Un capitaine des Forces armées de la République démocratique du Congo (FARDC) a été tué dans la nuit du mercredi à jeudi 13 novembre 2025 lors d’une attaque surprise attribuée aux miliciens de la CRP, un groupe armé dirigé par Thomas Lubanga. L’incident s’est produit à Mabanga, dans le territoire de Djugu en Ituri.
Selon des sources locales, des assaillants ont surgi aux environs de 21 heures, pris pour cible une position militaire, puis se sont repliés en emportant l’arme de l’officier abattu. Cette attaque ravive les inquiétudes dans une région encore marquée par les violences de groupes armés malgré les efforts continus des forces loyalistes.

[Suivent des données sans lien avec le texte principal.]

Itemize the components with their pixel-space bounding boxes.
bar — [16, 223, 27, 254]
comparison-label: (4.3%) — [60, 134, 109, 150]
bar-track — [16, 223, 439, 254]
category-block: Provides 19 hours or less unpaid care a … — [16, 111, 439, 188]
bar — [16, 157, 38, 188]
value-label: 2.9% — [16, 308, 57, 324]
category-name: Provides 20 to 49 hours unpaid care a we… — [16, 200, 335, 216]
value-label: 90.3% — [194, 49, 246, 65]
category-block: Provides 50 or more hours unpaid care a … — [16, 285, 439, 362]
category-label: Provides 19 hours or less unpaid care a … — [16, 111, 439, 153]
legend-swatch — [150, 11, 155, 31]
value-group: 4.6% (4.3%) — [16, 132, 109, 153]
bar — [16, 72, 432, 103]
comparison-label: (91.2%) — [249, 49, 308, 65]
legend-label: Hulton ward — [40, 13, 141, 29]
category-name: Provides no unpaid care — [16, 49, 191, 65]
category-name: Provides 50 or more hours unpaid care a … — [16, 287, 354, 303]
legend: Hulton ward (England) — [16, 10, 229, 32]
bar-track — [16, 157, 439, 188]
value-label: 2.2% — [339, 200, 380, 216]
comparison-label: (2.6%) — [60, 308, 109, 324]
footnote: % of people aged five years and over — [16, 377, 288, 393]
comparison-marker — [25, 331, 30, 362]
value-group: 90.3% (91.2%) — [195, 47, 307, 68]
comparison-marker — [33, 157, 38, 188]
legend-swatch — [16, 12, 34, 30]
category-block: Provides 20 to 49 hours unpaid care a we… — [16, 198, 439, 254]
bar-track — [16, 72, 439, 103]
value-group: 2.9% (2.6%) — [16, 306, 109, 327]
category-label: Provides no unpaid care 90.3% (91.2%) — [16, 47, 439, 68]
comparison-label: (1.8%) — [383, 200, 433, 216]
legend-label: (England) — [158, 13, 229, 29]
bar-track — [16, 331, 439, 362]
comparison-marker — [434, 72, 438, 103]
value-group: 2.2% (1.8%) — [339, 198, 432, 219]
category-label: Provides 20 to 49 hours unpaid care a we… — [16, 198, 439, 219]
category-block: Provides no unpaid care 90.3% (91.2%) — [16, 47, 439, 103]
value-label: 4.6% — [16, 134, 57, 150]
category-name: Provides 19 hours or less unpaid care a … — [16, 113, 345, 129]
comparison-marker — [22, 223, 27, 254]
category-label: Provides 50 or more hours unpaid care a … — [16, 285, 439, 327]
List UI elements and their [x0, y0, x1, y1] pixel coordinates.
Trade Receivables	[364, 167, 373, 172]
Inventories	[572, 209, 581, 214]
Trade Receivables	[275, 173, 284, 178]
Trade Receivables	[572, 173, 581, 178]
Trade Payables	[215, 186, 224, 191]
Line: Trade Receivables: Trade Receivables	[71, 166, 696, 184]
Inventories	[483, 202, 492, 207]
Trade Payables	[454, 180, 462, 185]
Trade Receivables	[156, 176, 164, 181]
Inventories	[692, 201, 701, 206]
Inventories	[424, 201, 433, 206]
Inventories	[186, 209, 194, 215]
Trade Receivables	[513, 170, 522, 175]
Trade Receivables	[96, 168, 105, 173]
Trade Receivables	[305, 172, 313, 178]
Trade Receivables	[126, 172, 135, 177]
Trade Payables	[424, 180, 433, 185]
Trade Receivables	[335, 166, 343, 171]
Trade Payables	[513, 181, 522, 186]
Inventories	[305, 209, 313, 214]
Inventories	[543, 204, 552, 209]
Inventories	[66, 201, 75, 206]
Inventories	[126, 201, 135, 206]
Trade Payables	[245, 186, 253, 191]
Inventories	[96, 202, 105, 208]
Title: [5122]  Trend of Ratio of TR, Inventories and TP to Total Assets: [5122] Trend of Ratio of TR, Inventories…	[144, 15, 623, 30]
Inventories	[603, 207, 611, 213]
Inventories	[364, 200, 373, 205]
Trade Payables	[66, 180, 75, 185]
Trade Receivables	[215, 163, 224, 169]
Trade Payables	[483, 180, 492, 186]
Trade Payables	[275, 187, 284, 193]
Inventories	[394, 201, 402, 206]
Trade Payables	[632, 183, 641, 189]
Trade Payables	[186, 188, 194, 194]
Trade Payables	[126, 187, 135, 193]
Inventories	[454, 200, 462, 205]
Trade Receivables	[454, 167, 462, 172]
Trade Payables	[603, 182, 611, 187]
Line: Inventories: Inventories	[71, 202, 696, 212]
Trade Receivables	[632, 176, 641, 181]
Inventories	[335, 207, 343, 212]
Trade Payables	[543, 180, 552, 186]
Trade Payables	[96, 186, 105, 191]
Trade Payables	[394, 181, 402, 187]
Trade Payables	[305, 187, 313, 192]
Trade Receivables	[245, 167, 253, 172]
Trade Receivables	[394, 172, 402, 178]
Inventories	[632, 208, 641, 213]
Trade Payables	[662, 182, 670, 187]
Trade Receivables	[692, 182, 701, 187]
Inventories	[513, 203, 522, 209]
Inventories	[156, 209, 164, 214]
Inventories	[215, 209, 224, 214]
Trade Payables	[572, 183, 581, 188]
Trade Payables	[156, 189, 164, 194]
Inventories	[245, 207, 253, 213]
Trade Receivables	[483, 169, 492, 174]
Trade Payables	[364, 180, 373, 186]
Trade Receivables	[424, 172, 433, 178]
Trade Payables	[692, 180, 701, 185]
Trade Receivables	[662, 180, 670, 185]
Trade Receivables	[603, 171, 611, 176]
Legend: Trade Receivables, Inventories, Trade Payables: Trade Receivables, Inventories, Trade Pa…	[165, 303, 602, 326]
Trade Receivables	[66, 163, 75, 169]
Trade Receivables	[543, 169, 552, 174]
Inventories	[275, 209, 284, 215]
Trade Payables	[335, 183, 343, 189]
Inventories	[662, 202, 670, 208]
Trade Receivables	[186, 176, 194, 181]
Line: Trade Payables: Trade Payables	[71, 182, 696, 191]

À la suite de ce drame, plusieurs acteurs locaux appellent la hiérarchie militaire à intensifier les opérations de ratissage afin d’éliminer les derniers bastions de la CRP dans les villages environnants. Ils saluent les progrès réalisés récemment par les FARDC sur l’axe du littoral du lac Albert, mais soulignent que des poches d’insécurité persistent, en particulier dans les zones aurifères du territoire de Djugu.
Ce vendredi, l’acteur politique Luc Malembe a fermement dénoncé la récente décision du ministère des Mines autorisant la reprise des activités semi-industrielles d’exploitation aurifère à Mabanga, Mbidjo, Dala, Pluto, Nizi et Iga-Barrière. Selon lui, cette mesure a été prise alors que les conditions sécuritaires ne sont pas encore réunies, alors même que l’or constitue une source majeure de financement pour des groupes armés tels que CODECO, Zaïre, MAPI ou la CRP.

Il rappelle qu’en 2023, il avait plaidé pour la suspension temporaire de ces activités jusqu’à la neutralisation complète des milices, une recommandation qui avait été suivie par le gouverneur militaire, ordonnant alors l’arrêt officiel de l’exploitation semi-industrielle.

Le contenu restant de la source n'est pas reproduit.